- Born: 31 December 1899 Sceaux-du-Gâtinais, Loiret, France
- Died: 9 November 2008 (aged 108)
- Allegiance: France
- Branch: French Army
- Service years: 1918–1921
- Unit: 82nd Infantry Regiment; 85th Infantry Regiment;
- Conflicts: World War I

= Fernand Goux =

French soldier and centenarian (1899–2008)

Fernand Goux (31 December 1899 – 9 November 2008) was, at age 108, the penultimate French World War I veteran, with Pierre Picault being the last.

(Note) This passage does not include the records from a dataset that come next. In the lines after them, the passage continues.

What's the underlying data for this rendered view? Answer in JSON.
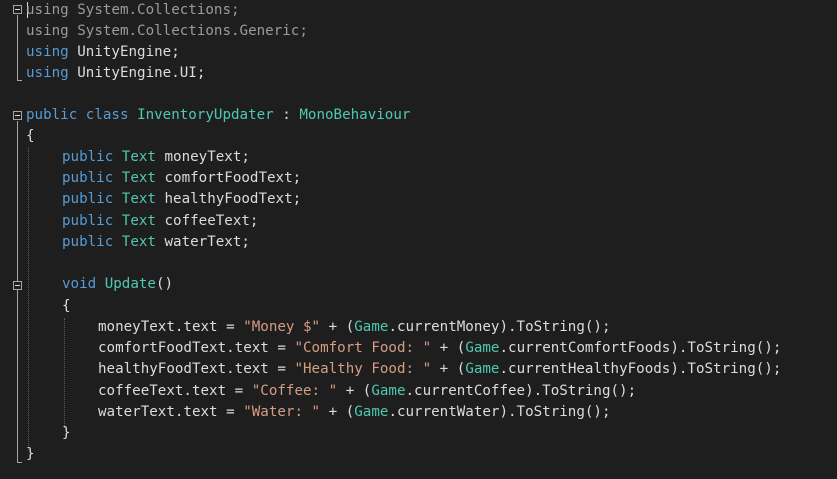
{
  "code": {
    "l1": [
      "using",
      "System.Collections;"
    ],
    "l2": [
      "using",
      "System.Collections.Generic;"
    ],
    "l3": [
      "using",
      "UnityEngine;"
    ],
    "l4": [
      "using",
      "UnityEngine.UI;"
    ],
    "l6": [
      "public",
      "class",
      "InventoryUpdater",
      ":",
      "MonoBehaviour"
    ],
    "l7": "{",
    "l8": [
      "public",
      "Text",
      "moneyText;"
    ],
    "l9": [
      "public",
      "Text",
      "comfortFoodText;"
    ],
    "l10": [
      "public",
      "Text",
      "healthyFoodText;"
    ],
    "l11": [
      "public",
      "Text",
      "coffeeText;"
    ],
    "l12": [
      "public",
      "Text",
      "waterText;"
    ],
    "l14": [
      "void",
      "Update",
      "()"
    ],
    "l15": "{",
    "l16": [
      "moneyText.text = ",
      "\"Money $\"",
      " + (",
      "Game",
      ".currentMoney).ToString();"
    ],
    "l17": [
      "comfortFoodText.text = ",
      "\"Comfort Food: \"",
      " + (",
      "Game",
      ".currentComfortFoods).ToString();"
    ],
    "l18": [
      "healthyFoodText.text = ",
      "\"Healthy Food: \"",
      " + (",
      "Game",
      ".currentHealthyFoods).ToString();"
    ],
    "l19": [
      "coffeeText.text = ",
      "\"Coffee: \"",
      " + (",
      "Game",
      ".currentCoffee).ToString();"
    ],
    "l20": [
      "waterText.text = ",
      "\"Water: \"",
      " + (",
      "Game",
      ".currentWater).ToString();"
    ],
    "l21": "}",
    "l22": "}"
  },
  "colors": {
    "background": "#1e1e1e",
    "keyword": "#569cd6",
    "type": "#4ec9b0",
    "string": "#d69d85",
    "plain": "#dcdcdc"
  }
}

Born in Sceaux-du-Gâtinais, Loiret, Goux was called up for service on 19 April 1918. Goux was deployed behind the front lines with the 85th Infantry Regiment, supplying the troops and burying the dead. On 3 November 1918, he was sent to the front line with the 82nd Infantry Regiment for the last week of the war. This made him one of two remaining trench veterans, along with Englishman Harry Patch.

However the French government did not recognize Goux as a poilu as he fought less than the requisite three months. The last official veteran thus remains Italian-born Lazare Ponticelli, who was buried with state honours on 17 March 2008, with Louis de Cazenave the last recognized native Frenchman to have served. After the war Goux worked as a farmer and he lived in the Île-de-France region.